Despite the clean energy provided by wind turbines, they remain expensive to build and install, especially the offshore type. To help reduce this cost, the EU together with nine more companies and science groups and led by Spain’s Tecnalia, have unveiled a project to develop superconductor technology for wind turbines. The entire project is to span four years.
The Cryogenic Engineering Division of the Karlsruhe Institute of Technology hope to reduce the bulk of wind turbines by incorporating superconductors.
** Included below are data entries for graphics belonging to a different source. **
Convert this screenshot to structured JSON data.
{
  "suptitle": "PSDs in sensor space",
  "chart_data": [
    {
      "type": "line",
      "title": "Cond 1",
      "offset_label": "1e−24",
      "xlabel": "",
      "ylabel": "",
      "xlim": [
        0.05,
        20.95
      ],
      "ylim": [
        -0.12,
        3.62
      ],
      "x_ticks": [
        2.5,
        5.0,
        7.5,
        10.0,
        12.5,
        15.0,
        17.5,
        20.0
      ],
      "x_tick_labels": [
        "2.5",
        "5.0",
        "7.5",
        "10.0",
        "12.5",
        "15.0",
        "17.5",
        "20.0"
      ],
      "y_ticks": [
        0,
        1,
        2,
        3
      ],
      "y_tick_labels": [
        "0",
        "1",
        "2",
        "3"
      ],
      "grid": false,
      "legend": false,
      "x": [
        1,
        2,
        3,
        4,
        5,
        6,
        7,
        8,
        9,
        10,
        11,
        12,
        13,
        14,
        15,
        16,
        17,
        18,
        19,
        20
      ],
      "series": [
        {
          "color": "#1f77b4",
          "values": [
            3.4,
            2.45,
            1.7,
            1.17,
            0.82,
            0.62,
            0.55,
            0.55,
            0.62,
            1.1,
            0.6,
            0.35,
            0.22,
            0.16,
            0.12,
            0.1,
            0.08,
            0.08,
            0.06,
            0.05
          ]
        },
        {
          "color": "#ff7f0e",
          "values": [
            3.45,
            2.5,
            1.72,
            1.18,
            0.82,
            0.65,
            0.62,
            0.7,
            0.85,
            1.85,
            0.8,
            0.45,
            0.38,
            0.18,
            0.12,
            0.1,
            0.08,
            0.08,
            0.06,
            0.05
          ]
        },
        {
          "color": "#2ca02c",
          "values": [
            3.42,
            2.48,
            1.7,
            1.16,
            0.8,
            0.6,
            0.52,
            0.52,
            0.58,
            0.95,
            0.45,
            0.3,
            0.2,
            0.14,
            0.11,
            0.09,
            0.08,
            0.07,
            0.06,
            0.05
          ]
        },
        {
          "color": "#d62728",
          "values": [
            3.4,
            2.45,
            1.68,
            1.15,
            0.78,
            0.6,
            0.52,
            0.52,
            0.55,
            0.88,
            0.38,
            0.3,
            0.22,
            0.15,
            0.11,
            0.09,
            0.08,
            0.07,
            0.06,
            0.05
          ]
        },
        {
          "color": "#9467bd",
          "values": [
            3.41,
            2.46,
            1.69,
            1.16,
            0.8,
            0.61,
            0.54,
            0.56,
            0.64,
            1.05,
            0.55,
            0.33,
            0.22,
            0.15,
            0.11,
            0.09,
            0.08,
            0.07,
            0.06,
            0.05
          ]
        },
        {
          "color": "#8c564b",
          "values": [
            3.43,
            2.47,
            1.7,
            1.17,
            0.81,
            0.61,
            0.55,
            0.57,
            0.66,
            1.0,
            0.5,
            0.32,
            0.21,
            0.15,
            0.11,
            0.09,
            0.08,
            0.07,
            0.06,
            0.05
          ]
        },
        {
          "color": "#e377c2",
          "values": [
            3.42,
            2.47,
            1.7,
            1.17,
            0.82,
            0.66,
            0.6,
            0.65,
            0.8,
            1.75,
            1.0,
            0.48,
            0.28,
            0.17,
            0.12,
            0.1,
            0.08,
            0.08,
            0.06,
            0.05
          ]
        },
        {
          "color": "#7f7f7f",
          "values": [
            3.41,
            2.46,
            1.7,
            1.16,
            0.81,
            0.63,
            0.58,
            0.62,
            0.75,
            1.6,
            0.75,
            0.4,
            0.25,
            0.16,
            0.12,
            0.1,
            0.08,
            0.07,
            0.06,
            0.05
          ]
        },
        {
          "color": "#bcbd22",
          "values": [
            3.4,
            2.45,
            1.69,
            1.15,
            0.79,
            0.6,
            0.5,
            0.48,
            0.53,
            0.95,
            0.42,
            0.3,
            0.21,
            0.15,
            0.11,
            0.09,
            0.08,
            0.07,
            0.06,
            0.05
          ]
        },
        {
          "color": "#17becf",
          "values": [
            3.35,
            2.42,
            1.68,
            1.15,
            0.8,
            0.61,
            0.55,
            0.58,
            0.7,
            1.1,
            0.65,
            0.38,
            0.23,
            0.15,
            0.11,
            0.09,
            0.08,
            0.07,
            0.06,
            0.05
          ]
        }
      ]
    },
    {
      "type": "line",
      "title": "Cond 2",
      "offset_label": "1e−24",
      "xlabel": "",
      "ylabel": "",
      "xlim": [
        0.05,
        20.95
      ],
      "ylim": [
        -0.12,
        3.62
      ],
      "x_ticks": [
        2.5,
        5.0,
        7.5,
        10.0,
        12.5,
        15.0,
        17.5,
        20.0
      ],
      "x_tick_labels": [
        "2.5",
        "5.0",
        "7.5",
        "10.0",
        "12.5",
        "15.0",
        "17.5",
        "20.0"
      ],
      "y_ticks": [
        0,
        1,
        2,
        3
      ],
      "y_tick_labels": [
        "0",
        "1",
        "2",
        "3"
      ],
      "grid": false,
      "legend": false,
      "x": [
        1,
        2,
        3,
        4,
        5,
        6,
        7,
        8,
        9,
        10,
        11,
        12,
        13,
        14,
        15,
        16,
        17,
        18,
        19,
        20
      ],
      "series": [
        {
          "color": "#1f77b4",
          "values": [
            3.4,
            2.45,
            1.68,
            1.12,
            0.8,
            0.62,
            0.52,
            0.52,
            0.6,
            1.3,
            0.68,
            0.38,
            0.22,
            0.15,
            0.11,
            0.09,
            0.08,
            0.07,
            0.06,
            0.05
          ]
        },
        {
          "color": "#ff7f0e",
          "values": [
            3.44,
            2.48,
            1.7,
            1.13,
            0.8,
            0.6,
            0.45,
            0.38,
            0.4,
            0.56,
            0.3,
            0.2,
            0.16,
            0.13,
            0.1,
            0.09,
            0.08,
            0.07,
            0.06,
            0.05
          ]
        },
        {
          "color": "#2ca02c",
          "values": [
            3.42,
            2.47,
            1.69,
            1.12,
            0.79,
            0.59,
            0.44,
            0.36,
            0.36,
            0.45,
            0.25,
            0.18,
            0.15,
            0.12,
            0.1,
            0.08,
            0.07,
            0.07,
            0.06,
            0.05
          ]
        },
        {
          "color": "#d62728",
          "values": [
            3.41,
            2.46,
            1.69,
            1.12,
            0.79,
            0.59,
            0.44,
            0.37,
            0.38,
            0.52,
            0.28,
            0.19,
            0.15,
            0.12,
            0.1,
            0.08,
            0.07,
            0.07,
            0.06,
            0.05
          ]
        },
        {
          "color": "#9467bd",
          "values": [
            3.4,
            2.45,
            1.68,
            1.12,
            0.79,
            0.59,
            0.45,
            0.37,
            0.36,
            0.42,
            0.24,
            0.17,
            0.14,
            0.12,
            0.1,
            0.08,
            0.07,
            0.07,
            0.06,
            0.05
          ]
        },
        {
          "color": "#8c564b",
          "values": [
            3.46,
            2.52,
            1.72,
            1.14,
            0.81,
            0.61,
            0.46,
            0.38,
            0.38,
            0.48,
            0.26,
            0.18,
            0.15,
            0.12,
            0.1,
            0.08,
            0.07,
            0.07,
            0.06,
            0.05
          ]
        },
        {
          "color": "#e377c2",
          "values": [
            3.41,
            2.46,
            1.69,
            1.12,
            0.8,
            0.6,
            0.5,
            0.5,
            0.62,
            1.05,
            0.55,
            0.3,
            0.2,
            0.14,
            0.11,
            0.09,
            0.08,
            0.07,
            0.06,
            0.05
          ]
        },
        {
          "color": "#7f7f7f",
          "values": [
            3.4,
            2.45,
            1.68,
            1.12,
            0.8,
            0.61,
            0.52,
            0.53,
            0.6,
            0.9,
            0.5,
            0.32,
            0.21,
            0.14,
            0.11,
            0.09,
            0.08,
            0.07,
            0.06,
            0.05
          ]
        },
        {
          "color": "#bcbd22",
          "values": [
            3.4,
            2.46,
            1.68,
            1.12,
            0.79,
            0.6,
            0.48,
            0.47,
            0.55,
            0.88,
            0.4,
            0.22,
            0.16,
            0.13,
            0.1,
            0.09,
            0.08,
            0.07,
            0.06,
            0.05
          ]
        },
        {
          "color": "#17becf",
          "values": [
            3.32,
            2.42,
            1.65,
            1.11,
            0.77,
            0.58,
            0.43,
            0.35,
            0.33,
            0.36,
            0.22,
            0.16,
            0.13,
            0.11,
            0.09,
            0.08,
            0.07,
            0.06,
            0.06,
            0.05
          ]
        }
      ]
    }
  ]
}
Since superconductors do not have any resistance to electricity flow below a particular temperature, thus allowing electricity conduction without any losses, the team is researching the use of a cryostat to cool the superconductors to 235 degrees below zero.
This would make electricity transmission more efficient while also resulting in an overall decrease in the cost as well as bulk of the turbines.
By the end of the first year, the researchers behind SUPRAPOWER hope to authenticate their modular rotating cryostat theory. Afterwards, a provisional design of the superconductor scale generator will be made.
Before the prototype is ready for the field, however, the end product would undergo rigorous testing in the lab. The aim of the SUPRAPOWER project is to ensure maximum efficiency of wind turbines so as to fulfil the EU’s objective of reducing emissions by 20% below the emission levels in 1990 by 2020.